To further separate Sondra’s group from other Messianic congregations we are assured, “Messianic Jewish brothers … have a clear picture of the new covenant.”  Hold on just one moment!  I thought one of the major problems with that Great Satan (the Adventist Church) was that it taught people to worship God on Saturday – which shows Adventists do not have a clear picture of the new covenant.  Why do these people get a pass on Sabbath worship and Adventists do not?  I know! Most Adventists are not Jewish.  It’s a racial thing. Now, where did it say in the Bible that Jews and gentiles could read the Bible differently?  Must be in here someplace, Let’s see….

 

Back to our story. Next, we are introduced to the religious background of Jeff, Sondra’s husband.  Turns out (rats!), Jeff has no background in Adventism to renounce.

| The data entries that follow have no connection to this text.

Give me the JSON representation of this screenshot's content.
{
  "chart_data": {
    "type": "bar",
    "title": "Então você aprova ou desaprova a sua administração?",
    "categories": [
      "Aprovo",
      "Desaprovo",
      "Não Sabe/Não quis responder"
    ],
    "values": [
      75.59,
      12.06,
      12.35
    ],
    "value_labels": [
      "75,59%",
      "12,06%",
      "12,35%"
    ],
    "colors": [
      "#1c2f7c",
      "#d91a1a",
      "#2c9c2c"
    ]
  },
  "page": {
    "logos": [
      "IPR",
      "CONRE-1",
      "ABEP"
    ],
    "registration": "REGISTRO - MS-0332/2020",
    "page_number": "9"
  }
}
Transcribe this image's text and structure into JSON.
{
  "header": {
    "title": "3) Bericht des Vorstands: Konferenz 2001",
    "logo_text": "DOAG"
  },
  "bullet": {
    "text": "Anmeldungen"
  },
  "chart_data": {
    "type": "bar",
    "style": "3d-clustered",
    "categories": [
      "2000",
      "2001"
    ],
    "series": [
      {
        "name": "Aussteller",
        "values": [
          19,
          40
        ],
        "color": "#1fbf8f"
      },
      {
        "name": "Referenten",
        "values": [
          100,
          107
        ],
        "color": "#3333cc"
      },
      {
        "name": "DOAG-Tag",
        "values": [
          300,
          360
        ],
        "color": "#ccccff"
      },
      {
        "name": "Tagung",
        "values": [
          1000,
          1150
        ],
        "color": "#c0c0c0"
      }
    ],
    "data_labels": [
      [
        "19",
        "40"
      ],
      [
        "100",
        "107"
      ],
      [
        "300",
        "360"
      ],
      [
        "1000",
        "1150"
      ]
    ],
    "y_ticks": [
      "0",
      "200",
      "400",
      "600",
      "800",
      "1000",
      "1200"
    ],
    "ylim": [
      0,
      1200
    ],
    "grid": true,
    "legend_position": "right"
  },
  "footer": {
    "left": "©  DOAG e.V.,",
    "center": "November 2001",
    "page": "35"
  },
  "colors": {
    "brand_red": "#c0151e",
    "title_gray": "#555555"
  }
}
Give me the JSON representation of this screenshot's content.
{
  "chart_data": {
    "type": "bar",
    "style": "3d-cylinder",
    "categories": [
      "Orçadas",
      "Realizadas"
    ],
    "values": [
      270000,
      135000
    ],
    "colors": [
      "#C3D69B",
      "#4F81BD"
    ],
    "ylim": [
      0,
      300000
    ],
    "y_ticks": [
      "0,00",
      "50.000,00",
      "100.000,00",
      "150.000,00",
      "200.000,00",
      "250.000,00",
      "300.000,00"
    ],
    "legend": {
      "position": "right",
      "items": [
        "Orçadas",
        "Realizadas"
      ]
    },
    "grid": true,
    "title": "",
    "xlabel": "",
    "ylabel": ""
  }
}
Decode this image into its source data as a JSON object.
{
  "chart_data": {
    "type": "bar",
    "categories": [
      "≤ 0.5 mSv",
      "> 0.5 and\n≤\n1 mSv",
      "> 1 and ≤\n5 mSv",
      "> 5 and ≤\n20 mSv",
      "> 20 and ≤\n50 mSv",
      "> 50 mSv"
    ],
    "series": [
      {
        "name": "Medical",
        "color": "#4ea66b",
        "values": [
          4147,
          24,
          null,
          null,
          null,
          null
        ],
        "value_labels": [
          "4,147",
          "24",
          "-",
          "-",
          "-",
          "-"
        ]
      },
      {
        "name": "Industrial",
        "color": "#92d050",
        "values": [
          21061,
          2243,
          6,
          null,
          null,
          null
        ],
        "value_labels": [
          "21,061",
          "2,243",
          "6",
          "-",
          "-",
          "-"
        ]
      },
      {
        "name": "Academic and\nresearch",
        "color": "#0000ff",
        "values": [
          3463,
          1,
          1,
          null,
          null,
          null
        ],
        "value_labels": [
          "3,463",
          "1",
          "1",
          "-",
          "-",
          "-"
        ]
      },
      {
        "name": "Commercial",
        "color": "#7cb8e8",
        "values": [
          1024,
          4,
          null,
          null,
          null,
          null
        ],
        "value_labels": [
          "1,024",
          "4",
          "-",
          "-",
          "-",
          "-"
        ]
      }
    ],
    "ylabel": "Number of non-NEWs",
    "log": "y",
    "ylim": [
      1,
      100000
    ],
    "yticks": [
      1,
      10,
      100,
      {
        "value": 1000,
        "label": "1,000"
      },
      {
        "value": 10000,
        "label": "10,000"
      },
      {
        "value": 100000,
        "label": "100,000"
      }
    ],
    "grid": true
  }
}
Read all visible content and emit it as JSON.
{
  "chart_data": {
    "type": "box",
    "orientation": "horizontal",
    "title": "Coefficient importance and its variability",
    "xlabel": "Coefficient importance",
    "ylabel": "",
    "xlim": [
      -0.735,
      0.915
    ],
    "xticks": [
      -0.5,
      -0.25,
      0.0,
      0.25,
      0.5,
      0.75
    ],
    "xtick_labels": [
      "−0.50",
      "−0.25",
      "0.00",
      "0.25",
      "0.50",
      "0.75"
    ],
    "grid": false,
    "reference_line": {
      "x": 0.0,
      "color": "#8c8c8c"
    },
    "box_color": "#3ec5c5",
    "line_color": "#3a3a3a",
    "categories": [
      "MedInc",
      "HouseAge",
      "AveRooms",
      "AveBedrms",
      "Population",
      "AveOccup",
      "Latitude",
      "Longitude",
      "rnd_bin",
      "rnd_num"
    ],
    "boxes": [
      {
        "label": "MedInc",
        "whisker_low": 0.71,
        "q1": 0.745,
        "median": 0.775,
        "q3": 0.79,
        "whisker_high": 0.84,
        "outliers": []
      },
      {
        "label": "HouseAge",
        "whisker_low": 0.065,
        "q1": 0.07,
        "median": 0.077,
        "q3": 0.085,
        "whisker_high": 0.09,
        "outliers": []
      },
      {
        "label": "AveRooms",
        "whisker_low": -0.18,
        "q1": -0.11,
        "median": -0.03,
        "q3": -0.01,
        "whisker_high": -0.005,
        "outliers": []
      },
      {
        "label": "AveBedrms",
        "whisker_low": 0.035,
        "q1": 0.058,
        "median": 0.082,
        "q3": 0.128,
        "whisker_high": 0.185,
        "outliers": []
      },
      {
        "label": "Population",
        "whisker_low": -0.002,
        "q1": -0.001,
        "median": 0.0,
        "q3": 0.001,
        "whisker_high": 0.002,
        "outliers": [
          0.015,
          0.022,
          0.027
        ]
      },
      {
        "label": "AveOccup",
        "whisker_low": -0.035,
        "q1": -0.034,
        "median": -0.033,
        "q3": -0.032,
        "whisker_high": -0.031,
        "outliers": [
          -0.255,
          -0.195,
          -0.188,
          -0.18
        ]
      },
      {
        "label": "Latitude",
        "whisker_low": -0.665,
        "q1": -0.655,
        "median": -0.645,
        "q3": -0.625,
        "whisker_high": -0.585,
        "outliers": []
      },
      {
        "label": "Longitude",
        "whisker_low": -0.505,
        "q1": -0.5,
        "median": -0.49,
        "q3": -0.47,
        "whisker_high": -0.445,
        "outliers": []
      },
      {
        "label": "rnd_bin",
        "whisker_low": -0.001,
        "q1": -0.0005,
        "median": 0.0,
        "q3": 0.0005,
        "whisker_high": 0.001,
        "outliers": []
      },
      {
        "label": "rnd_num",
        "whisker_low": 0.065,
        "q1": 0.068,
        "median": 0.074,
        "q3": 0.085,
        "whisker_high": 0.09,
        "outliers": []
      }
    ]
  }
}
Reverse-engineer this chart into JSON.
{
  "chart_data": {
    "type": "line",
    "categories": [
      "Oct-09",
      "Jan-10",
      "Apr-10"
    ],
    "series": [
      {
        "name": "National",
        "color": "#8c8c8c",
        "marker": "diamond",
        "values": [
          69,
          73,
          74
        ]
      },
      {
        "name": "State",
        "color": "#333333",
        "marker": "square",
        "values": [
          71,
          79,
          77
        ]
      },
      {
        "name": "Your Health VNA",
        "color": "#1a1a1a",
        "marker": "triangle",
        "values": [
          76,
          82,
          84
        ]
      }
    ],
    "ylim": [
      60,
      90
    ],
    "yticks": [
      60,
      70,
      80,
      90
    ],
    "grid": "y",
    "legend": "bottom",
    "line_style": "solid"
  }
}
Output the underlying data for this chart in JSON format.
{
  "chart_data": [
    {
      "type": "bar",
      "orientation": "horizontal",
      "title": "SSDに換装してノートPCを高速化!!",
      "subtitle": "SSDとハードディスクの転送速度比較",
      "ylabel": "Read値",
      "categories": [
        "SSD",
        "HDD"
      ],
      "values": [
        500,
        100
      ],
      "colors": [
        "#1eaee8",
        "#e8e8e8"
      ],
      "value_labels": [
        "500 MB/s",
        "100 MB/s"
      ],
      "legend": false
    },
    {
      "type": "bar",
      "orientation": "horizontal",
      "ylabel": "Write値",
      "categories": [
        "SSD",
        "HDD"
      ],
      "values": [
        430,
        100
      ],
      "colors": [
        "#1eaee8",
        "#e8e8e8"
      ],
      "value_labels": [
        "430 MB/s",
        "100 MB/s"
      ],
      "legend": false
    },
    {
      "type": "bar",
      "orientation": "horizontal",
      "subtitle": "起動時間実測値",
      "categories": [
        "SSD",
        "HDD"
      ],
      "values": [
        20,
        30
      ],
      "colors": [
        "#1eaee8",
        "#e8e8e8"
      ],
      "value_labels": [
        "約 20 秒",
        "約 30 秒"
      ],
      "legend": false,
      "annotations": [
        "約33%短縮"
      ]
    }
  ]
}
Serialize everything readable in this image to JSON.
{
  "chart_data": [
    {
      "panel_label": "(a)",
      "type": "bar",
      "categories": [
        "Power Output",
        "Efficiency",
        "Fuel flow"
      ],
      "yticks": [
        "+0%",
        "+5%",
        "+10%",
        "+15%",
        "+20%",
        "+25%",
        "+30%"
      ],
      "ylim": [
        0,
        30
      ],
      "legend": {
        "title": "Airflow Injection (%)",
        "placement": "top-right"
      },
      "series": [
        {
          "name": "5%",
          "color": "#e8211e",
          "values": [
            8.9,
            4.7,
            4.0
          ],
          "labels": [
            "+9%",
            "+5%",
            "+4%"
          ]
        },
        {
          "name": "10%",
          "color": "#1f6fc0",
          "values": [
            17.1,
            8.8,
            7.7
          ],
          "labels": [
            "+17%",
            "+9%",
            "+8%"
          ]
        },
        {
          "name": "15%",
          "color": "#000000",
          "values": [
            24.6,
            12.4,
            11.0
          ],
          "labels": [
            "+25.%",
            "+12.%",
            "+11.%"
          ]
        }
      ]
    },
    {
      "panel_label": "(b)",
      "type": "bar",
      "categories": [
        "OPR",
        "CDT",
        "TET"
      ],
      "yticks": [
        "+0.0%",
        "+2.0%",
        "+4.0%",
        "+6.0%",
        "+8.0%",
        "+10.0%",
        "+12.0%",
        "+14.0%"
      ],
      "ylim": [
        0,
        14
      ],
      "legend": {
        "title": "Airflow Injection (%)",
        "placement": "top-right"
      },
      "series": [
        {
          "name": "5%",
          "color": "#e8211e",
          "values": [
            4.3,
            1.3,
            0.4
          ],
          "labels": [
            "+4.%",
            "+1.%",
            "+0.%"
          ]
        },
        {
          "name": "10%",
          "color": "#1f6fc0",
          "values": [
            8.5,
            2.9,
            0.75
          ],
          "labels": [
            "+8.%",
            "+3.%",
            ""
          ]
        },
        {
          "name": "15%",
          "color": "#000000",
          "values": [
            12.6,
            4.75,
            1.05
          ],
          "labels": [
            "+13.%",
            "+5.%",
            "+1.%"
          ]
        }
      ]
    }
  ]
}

Instead, after his brief membership in the Church he wanders with Sondra through various Christian groups until he reads the book of Galatians.  He reports, “when I finished reading, I stood up with my hands on my chest of drawers and took a deep breath. It felt like the weight of the world just lifted from my shoulders.”   One might think that it was the weight was the chest of drawers, but it turns out that that it was “all the “layers of falsehood [that] started to peel away…. We repented knowing we had only ourselves to blame.” 

 

Who let that statement into the story! It was supposed to be the Adventist Church that is to blame for them missing the Galatians reading all those years.  Surely it must be part of the layers of “falsehood.”

 

Our story ends with Sondra and Jeff returning to the “simple” Bible church where they now treasure the “simple truth.”  There is no doubt the gospel story is simple truth, but how the Adventist Church gets indicted in Sondra’s story is not so simple. It seems that dad losing his job as an Adventist minister coupled with the divorce made such an impact on a young girl’s spiritual development that for years she wandered from church to church.  We cannot help but be sympathetic to Sondra.  These are traumatic events in a young girl’s life.  However, they are hardly a reason for mature Adventists to leave the Church. Guess we are going to have to wait until the next issue where the lammers can take another crack at the Church.